We’ve tried various ways to encourage our kids to read their Bible daily but it always ends up to be dreaded routine. My desire is that they will discover the Bible to be exciting dialogue with an awesome God – not rules and regulations that threaten their enjoyment of this gift of life.
Over the past year my nearly ten year old son as become absorbed in a book series called A Series of Unfortunate Events. The stories are filled with conflict, mystery, and sadness. Lemony Snicket is a great author but he can’t match the real life series of unfortunate events found in the Old Testament.
So, I encouraged...uh suggested...ok, I told my son to read the book of Joshua and write something in his journal each time he reads – a question, thoughts that intrigued him, anything that came to mind while reading. The question beginning this blog is from him.
The thing I love most about studying the Bible with kids is their questions. So why did Joshua keep referring to Moses as “servant of the Lord your God” when the Israelites already knew that about Moses? My simple response, “I don’t know.” But let’s think about that question.
We have had some outstanding leaders in our contemporary Christian culture - people like Mother Teresa and Billy Graham.
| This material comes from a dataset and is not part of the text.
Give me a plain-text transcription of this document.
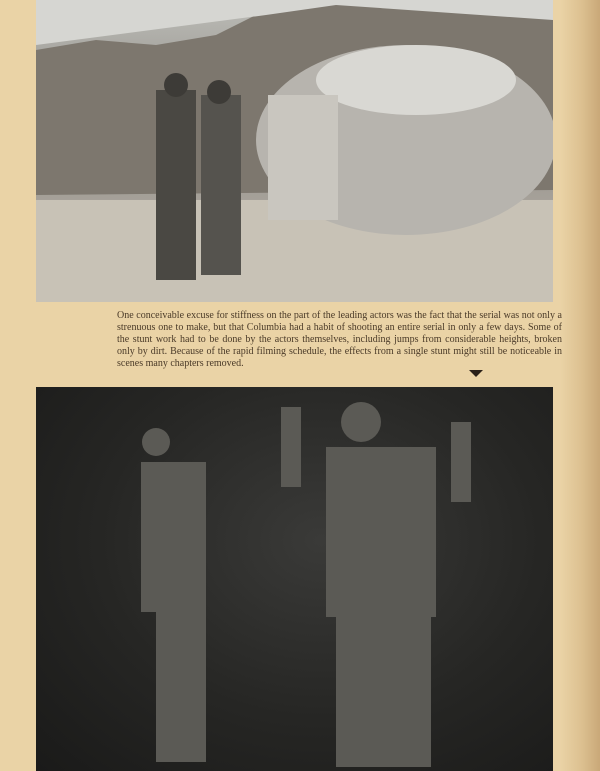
One conceivable excuse for stiffness on the part of the leading actors was the fact that the serial was not only a strenuous one to make, but that Columbia had a habit of shooting an entire serial in only a few days. Some of the stunt work had to be done by the actors themselves, including jumps from considerable heights, broken only by dirt. Because of the rapid filming schedule, the effects from a single stunt might still be noticeable in scenes many chapters removed.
Most of us see these individuals as exceptional people who have done far greater things than we could ever do. But the truth is they are simply servants of the Lord your God. Well, that is if Yahweh of the Old Testament is your God.
When I asked my son if he knew what “lord” meant, he responded with the common reference to Lord as a ruler in a kingdom. I suggested he think of Lord as in landlord – one who owns property that someone else uses for a period of time.
Look around you: Everything you see is God's - the heavens above and beyond, the Earth, and everything on it. Deuteronomy 10:14
Perhaps Joshua was simply reminding the Israelites not to worship Moses for his accomplishments – or fault him for his “self-moments” that kept him from entering the promised land. The same should hold true for us today. Mother Teresa and Billy Graham are examples of outstanding leadership not because of what they accomplished but because they show us how to be servants of the Almighty God.
God gave me a dream of speaking but even if I don’t step foot in the promised speaking arena, I want my kids to remember me as a servant of the Lord their God.
How about you? Are you focused more on accomplishing the tasks in which your Lord has allowed you to participate or being his servant each step along the way? It’s a question I have to ask myself every day.